It's that time again for the 10 Day Challenge. This week, eight fears.
1. Earthquakes. I don't think I need to say too much about this fear. We are long overdue for "the big one" -- living in a condo, second floor from the top, I know we are hooped if there is ever a large earthquake.
2. Failure. I know I have posted about this before, but for as long as I can remember, I have had this fear of failure. I hate it, it sucks!
3. I hate being outside in the dark, it really makes me nervous.
4. Now that I live in an apartment, with fobs, etc, the likelihood of an intruder in our home is slim. When I was living at home, there was a large window near my bed. Anytime I saw the motion light turn on, the first thing that popped into my head was that it was somebody wanting to break into the house. I also used to have this reoccurring dream of my dad's old house being broken into while I was in it, alone.
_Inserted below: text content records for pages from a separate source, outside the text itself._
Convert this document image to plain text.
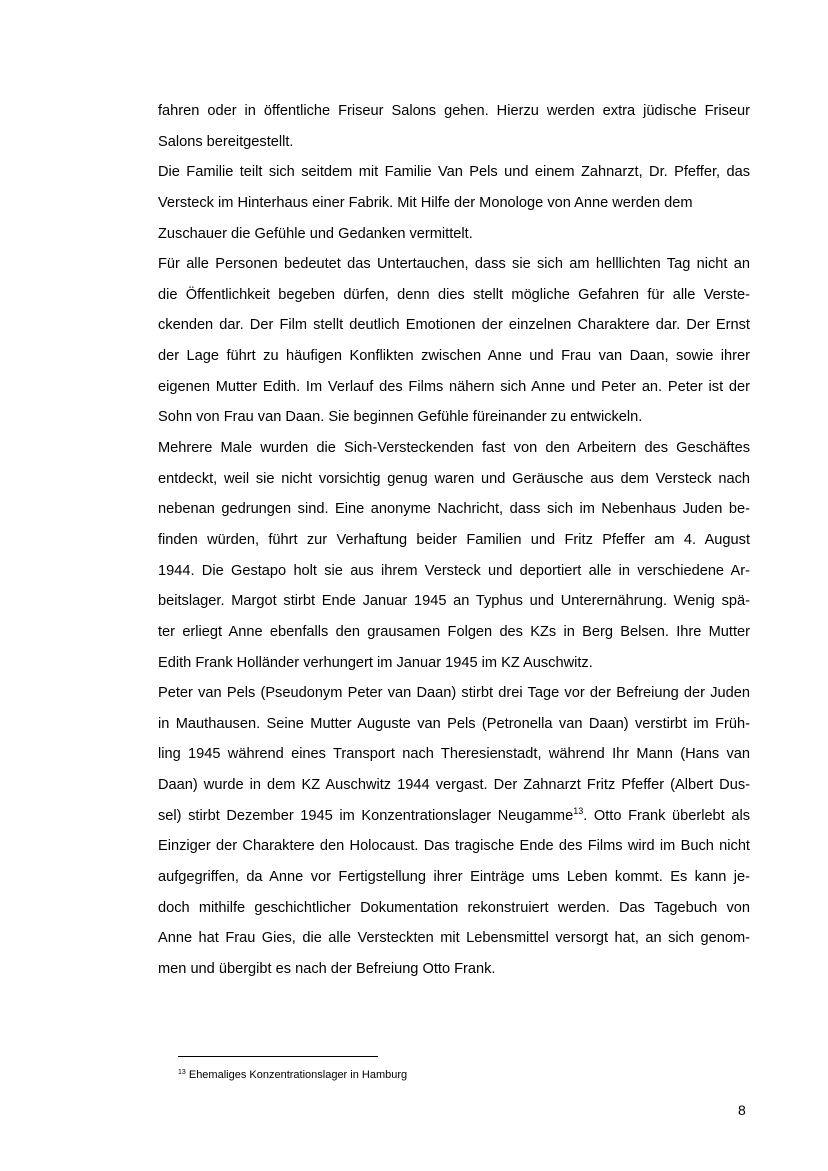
fahren oder in öffentliche Friseur Salons gehen. Hierzu werden extra jüdische Friseur
Salons bereitgestellt.
Die Familie teilt sich seitdem mit Familie Van Pels und einem Zahnarzt, Dr. Pfeffer, das
Versteck im Hinterhaus einer Fabrik. Mit Hilfe der Monologe von Anne werden dem
Zuschauer die Gefühle und Gedanken vermittelt.
Für alle Personen bedeutet das Untertauchen, dass sie sich am helllichten Tag nicht an
die Öffentlichkeit begeben dürfen, denn dies stellt mögliche Gefahren für alle Verste-
ckenden dar. Der Film stellt deutlich Emotionen der einzelnen Charaktere dar. Der Ernst
der Lage führt zu häufigen Konflikten zwischen Anne und Frau van Daan, sowie ihrer
eigenen Mutter Edith. Im Verlauf des Films nähern sich Anne und Peter an. Peter ist der
Sohn von Frau van Daan. Sie beginnen Gefühle füreinander zu entwickeln.
Mehrere Male wurden die Sich-Versteckenden fast von den Arbeitern des Geschäftes
entdeckt, weil sie nicht vorsichtig genug waren und Geräusche aus dem Versteck nach
nebenan gedrungen sind. Eine anonyme Nachricht, dass sich im Nebenhaus Juden be-
finden würden, führt zur Verhaftung beider Familien und Fritz Pfeffer am 4. August
1944. Die Gestapo holt sie aus ihrem Versteck und deportiert alle in verschiedene Ar-
beitslager. Margot stirbt Ende Januar 1945 an Typhus und Unterernährung. Wenig spä-
ter erliegt Anne ebenfalls den grausamen Folgen des KZs in Berg Belsen. Ihre Mutter
Edith Frank Holländer verhungert im Januar 1945 im KZ Auschwitz.
Peter van Pels (Pseudonym Peter van Daan) stirbt drei Tage vor der Befreiung der Juden
in Mauthausen. Seine Mutter Auguste van Pels (Petronella van Daan) verstirbt im Früh-
ling 1945 während eines Transport nach Theresienstadt, während Ihr Mann (Hans van
Daan) wurde in dem KZ Auschwitz 1944 vergast. Der Zahnarzt Fritz Pfeffer (Albert Dus-
sel) stirbt Dezember 1945 im Konzentrationslager Neugamme$^{13}$. Otto Frank überlebt als
Einziger der Charaktere den Holocaust. Das tragische Ende des Films wird im Buch nicht
aufgegriffen, da Anne vor Fertigstellung ihrer Einträge ums Leben kommt. Es kann je-
doch mithilfe geschichtlicher Dokumentation rekonstruiert werden. Das Tagebuch von
Anne hat Frau Gies, die alle Versteckten mit Lebensmittel versorgt hat, an sich genom-
men und übergibt es nach der Befreiung Otto Frank.
$^{13}$ Ehemaliges Konzentrationslager in Hamburg
8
5. Both my father and my boyfriend are cancer survivors, and I hope neither of them have to deal with it again in their lives. I have my father's skin, so in the back of my mind, I know its something that I have to be very careful of.
6. Growing old, alone. My parents are divorced, my mom re-married but my dad is still single. He is an amazing guy, and I always feel bad that he has not found somebody to share his life with.
7. Getting old. The older I get, the quicker time goes. I don't like it.
8. Every so often, I have this reoccurring dream of very, very large wave(s) coming into the city. In my dream, I can see it coming and there is this rush to get into this large concrete building of some sort before the waves hits. This fear would probably only happen if there was a very large earthquake. Crap!